Mason Grad Takes 1st Place at Texas Union Film Festival

Max Kaplow (center) during production of his 1st place short film,"The Date." (Photo: Bita Ghassemi)
Max Kaplow (center) during production of his 1st place short film,”The Date.” (Photo: Bita Ghassemi)

Max Kaplow, a 2012 graduate of George Mason High School, won the Jury Award 1st Place at the Texas Union Film Festival for his short film, “The Date.” The Texas Union Film Festival is a short film competition for undergraduates and graduate students at the University of Texas at Austin.

Kaplow played baseball at George Washington University (class of 2016) and is now earning a Master of Fine Arts in screenwriting at the University of Texas at Austin, a top 10 film school with one of the best writing programs in the nation.

“The Date,” Kaplow says, was a project for one of his first semester classes, “Production Workshop for Writers.” The class was essentially an “intensive crash course in the production process” so that he and his “cohort” (which included five other MFA screenwriters) could develop their scripts for the screen.

Kaplow describes the process of making a film: “An author I admire had been described as, ‘writing at the speed of thought,’ and I began to wonder what ‘cinema at the speed of thought’ might look like.

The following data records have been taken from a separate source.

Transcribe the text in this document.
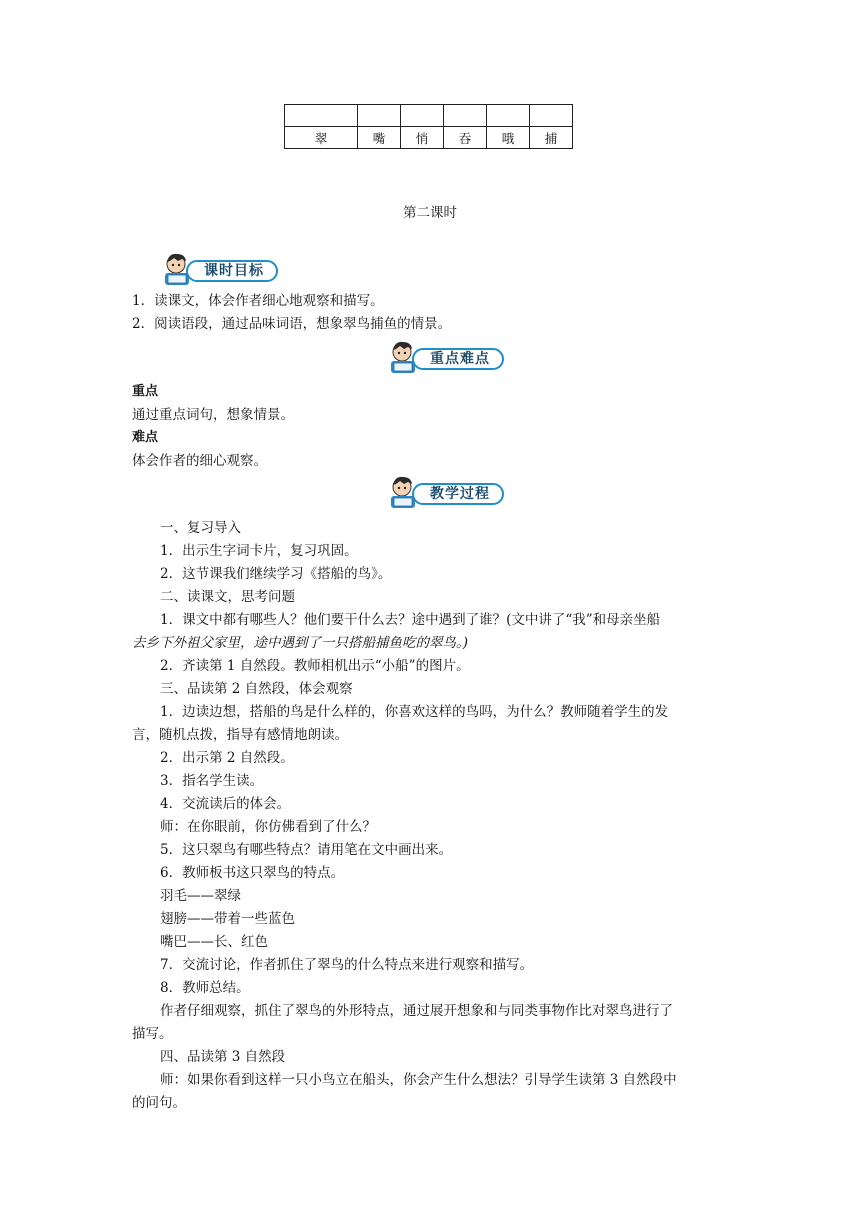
翠	嘴	悄	吞	哦	捕
第二课时
课时目标
1．读课文，体会作者细心地观察和描写。
2．阅读语段，通过品味词语，想象翠鸟捕鱼的情景。
重点难点
重点
通过重点词句，想象情景。
难点
体会作者的细心观察。
教学过程
一、复习导入
1．出示生字词卡片，复习巩固。
2．这节课我们继续学习《搭船的鸟》。
二、读课文，思考问题
1．课文中都有哪些人？他们要干什么去？途中遇到了谁？(文中讲了“我”和母亲坐船
去乡下外祖父家里，途中遇到了一只搭船捕鱼吃的翠鸟。)
2．齐读第 1 自然段。教师相机出示“小船”的图片。
三、品读第 2 自然段，体会观察
1．边读边想，搭船的鸟是什么样的，你喜欢这样的鸟吗，为什么？教师随着学生的发
言，随机点拨，指导有感情地朗读。
2．出示第 2 自然段。
3．指名学生读。
4．交流读后的体会。
师：在你眼前，你仿佛看到了什么？
5．这只翠鸟有哪些特点？请用笔在文中画出来。
6．教师板书这只翠鸟的特点。
羽毛——翠绿
翅膀——带着一些蓝色
嘴巴——长、红色
7．交流讨论，作者抓住了翠鸟的什么特点来进行观察和描写。
8．教师总结。
作者仔细观察，抓住了翠鸟的外形特点，通过展开想象和与同类事物作比对翠鸟进行了
描写。
四、品读第 3 自然段
师：如果你看到这样一只小鸟立在船头，你会产生什么想法？引导学生读第 3 自然段中
的问句。
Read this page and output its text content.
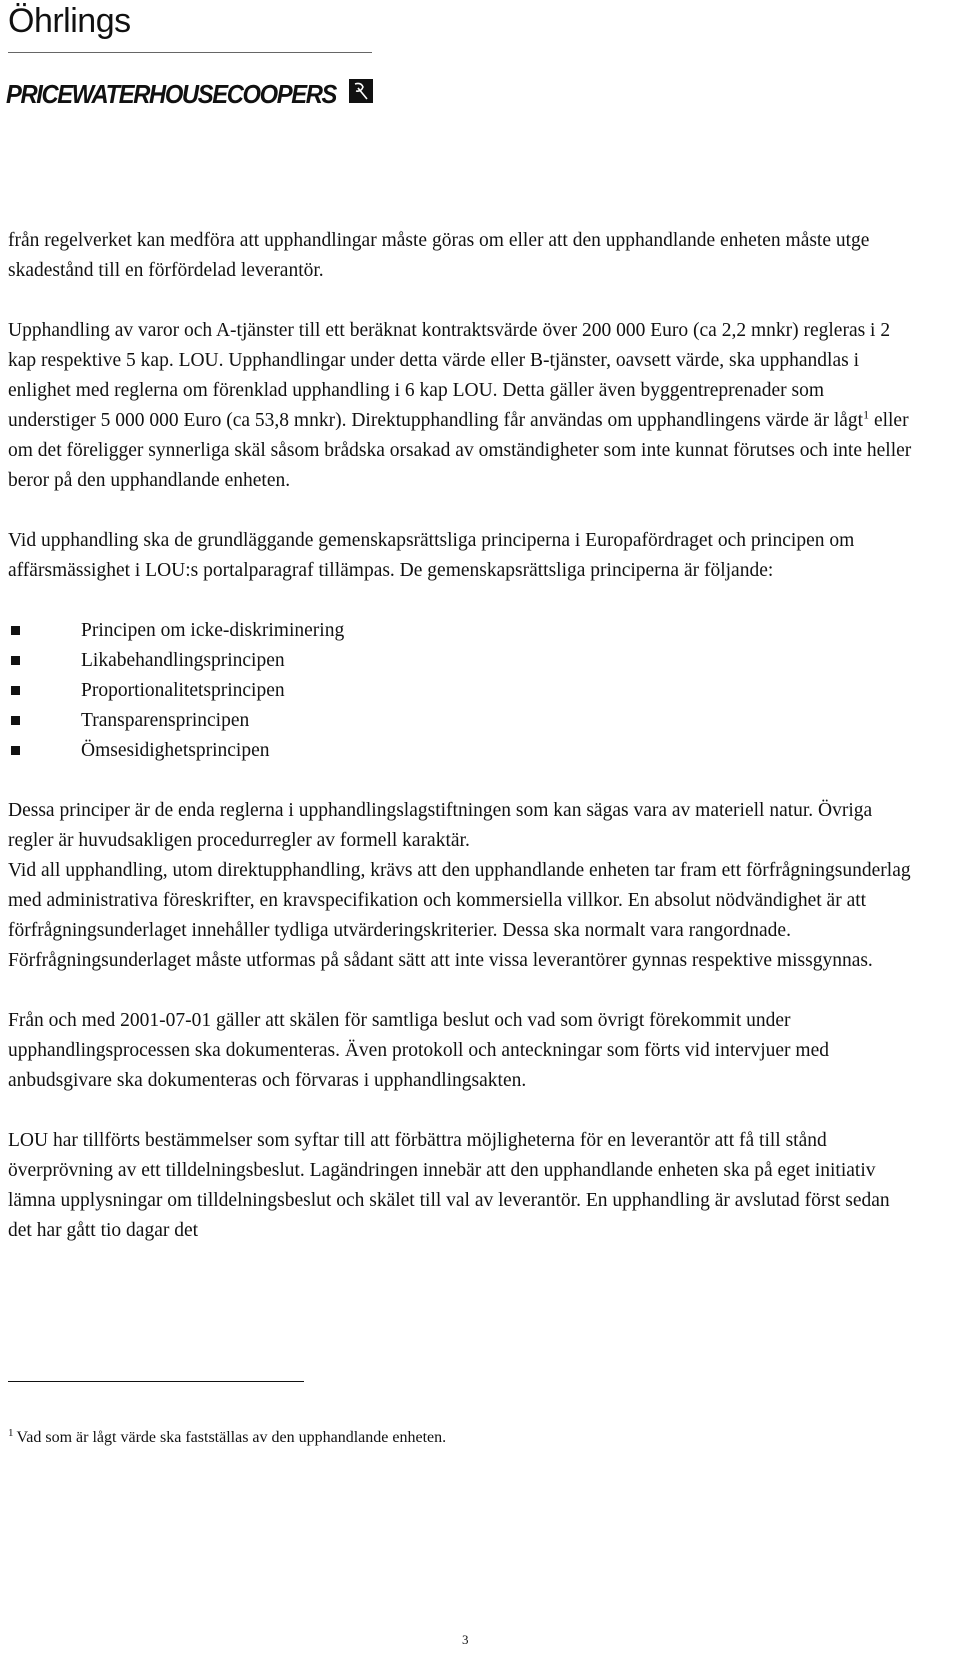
Öhrlings
PRICEWATERHOUSECOOPERS

från regelverket kan medföra att upphandlingar måste göras om eller att den upphandlande enheten måste utge skadestånd till en förfördelad leverantör.

Upphandling av varor och A-tjänster till ett beräknat kontraktsvärde över 200 000 Euro (ca 2,2 mnkr) regleras i 2 kap respektive 5 kap. LOU. Upphandlingar under detta värde eller B-tjänster, oavsett värde, ska upphandlas i enlighet med reglerna om förenklad upphandling i 6 kap LOU. Detta gäller även byggentreprenader som understiger 5 000 000 Euro (ca 53,8 mnkr). Direktupphandling får användas om upphandlingens värde är lågt$^1$ eller om det föreligger synnerliga skäl såsom brådska orsakad av omständigheter som inte kunnat förutses och inte heller beror på den upphandlande enheten.

Vid upphandling ska de grundläggande gemenskapsrättsliga principerna i Europafördraget och principen om affärsmässighet i LOU:s portalparagraf tillämpas. De gemenskapsrättsliga principerna är följande:

Principen om icke-diskriminering
Likabehandlingsprincipen
Proportionalitetsprincipen
Transparensprincipen
Ömsesidighetsprincipen

Dessa principer är de enda reglerna i upphandlingslagstiftningen som kan sägas vara av materiell natur. Övriga regler är huvudsakligen procedurregler av formell karaktär.

Vid all upphandling, utom direktupphandling, krävs att den upphandlande enheten tar fram ett förfrågningsunderlag med administrativa föreskrifter, en kravspecifikation och kommersiella villkor. En absolut nödvändighet är att förfrågningsunderlaget innehåller tydliga utvärderingskriterier. Dessa ska normalt vara rangordnade. Förfrågningsunderlaget måste utformas på sådant sätt att inte vissa leverantörer gynnas respektive missgynnas.

Från och med 2001-07-01 gäller att skälen för samtliga beslut och vad som övrigt förekommit under upphandlingsprocessen ska dokumenteras. Även protokoll och anteckningar som förts vid intervjuer med anbudsgivare ska dokumenteras och förvaras i upphandlingsakten.

LOU har tillförts bestämmelser som syftar till att förbättra möjligheterna för en leverantör att få till stånd överprövning av ett tilldelningsbeslut. Lagändringen innebär att den upphandlande enheten ska på eget initiativ lämna upplysningar om tilldelningsbeslut och skälet till val av leverantör. En upphandling är avslutad först sedan det har gått tio dagar det

$^1$ Vad som är lågt värde ska fastställas av den upphandlande enheten.
3
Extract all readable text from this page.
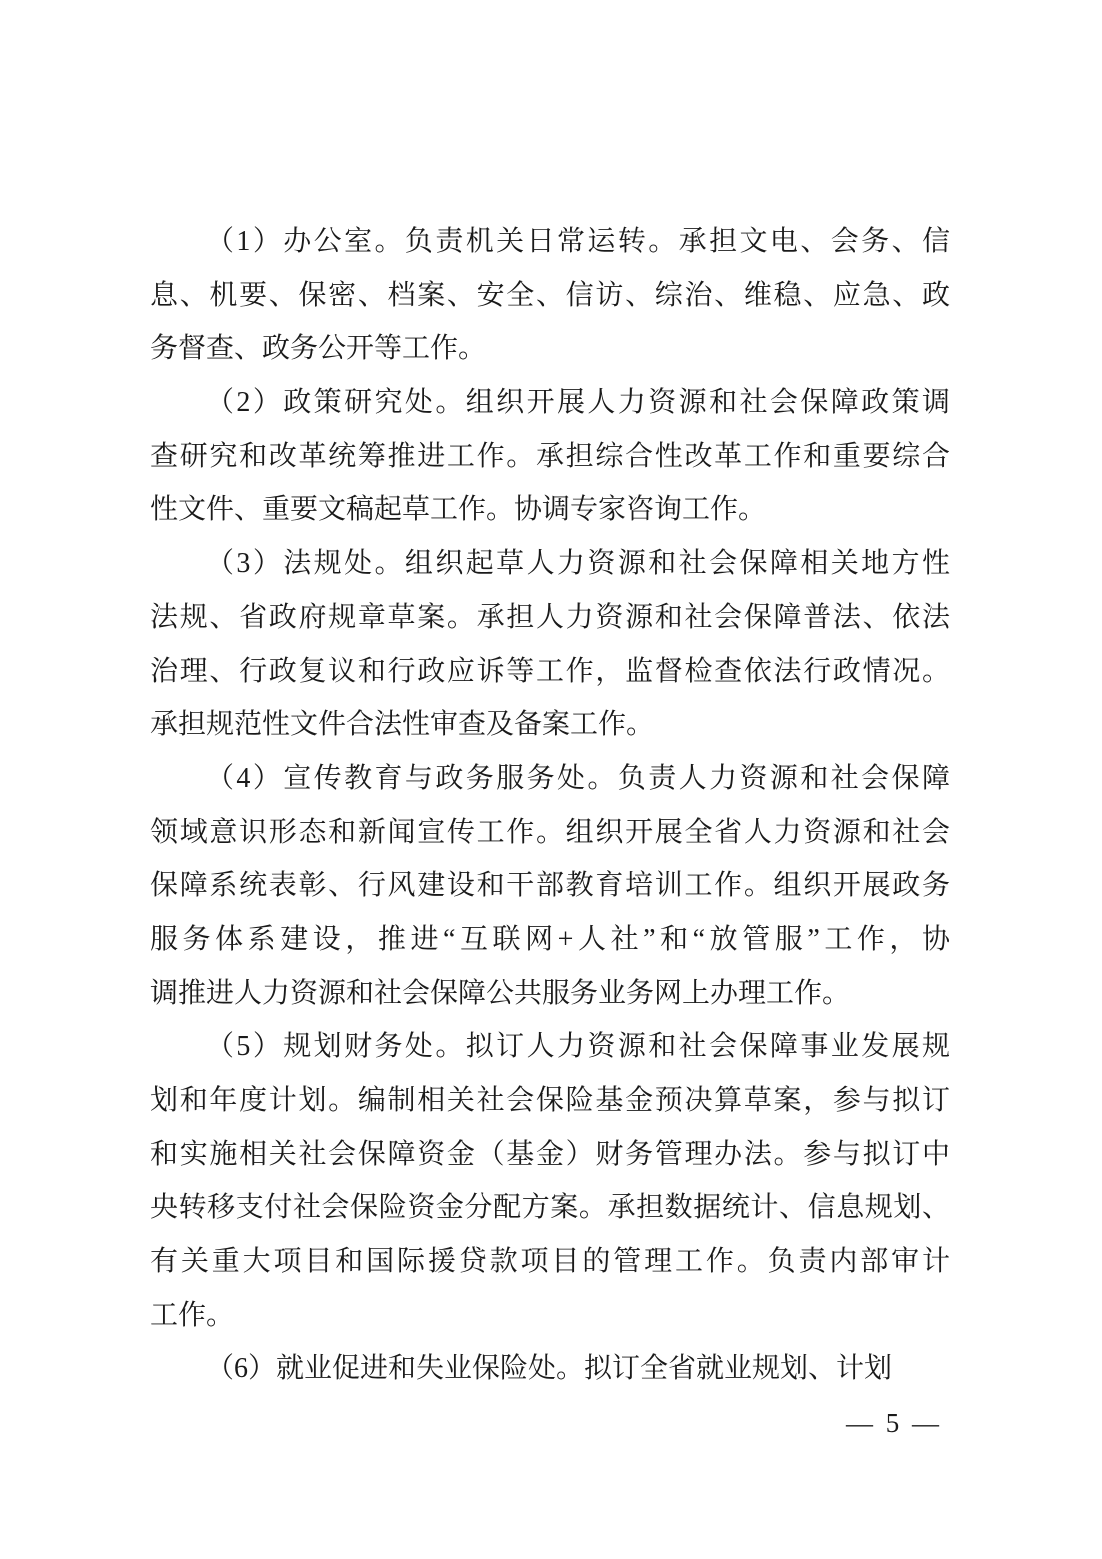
（1）办公室。负责机关日常运转。承担文电、会务、信
息、机要、保密、档案、安全、信访、综治、维稳、应急、政
务督查、政务公开等工作。

（2）政策研究处。组织开展人力资源和社会保障政策调
查研究和改革统筹推进工作。承担综合性改革工作和重要综合
性文件、重要文稿起草工作。协调专家咨询工作。

（3）法规处。组织起草人力资源和社会保障相关地方性
法规、省政府规章草案。承担人力资源和社会保障普法、依法
治理、行政复议和行政应诉等工作，监督检查依法行政情况。
承担规范性文件合法性审查及备案工作。

（4）宣传教育与政务服务处。负责人力资源和社会保障
领域意识形态和新闻宣传工作。组织开展全省人力资源和社会
保障系统表彰、行风建设和干部教育培训工作。组织开展政务
服务体系建设，推进“互联网+人社”和“放管服”工作，协
调推进人力资源和社会保障公共服务业务网上办理工作。

（5）规划财务处。拟订人力资源和社会保障事业发展规
划和年度计划。编制相关社会保险基金预决算草案，参与拟订
和实施相关社会保障资金（基金）财务管理办法。参与拟订中
央转移支付社会保险资金分配方案。承担数据统计、信息规划、
有关重大项目和国际援贷款项目的管理工作。负责内部审计
工作。

（6）就业促进和失业保险处。拟订全省就业规划、计划

— 5 —
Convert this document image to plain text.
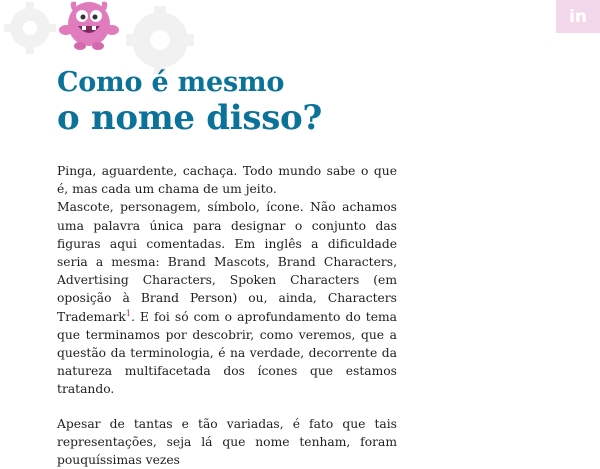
in
Como é mesmo
o nome disso?

Pinga, aguardente, cachaça. Todo mundo sabe o que é, mas cada um chama de um jeito.

Mascote, personagem, símbolo, ícone. Não achamos uma palavra única para designar o conjunto das figuras aqui comentadas. Em inglês a dificuldade seria a mesma: Brand Mascots, Brand Characters, Advertising Characters, Spoken Characters (em oposição à Brand Person) ou, ainda, Characters Trademark$^1$. E foi só com o aprofundamento do tema que terminamos por descobrir, como veremos, que a questão da terminologia, é na verdade, decorrente da natureza multifacetada dos ícones que estamos tratando.

Apesar de tantas e tão variadas, é fato que tais representações, seja lá que nome tenham, foram pouquíssimas vezes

I wanted to do something cerebral with characters sort of inside their own heads and defined by their compulsive thinking. Although I had this in mind I still needed to lend it to a story and write a script. I ran with the whole heady, psychological thing and came up with this notion of how the anxieties and fears we often have, that I certainly have, tend to make us feel like we’re the only ones feeling anxious or scared.

“This felt like a good basis for a young couple’s first date and all the nerves and fears and insecurities that go with it. I really took to the idea of their anxieties driving the story, it seemed more engaging and entertaining and a better way of visualizing how inadequate they feel; to make the internal, external. It’s also more cinematic because the cut between characters is what really tells the story. This led to the idea of having them running through the date on each of their respective ends without ever actually being on it.

“I wanted to do something narratively unconventional, but in a way that brought the audience deeper into the story. If there’s anything I’m hoping audiences will be left with after seeing “The Date” it’s that the fears we have actually unite us, that maybe if there is one thing bringing us all together it’s how alone we all feel.”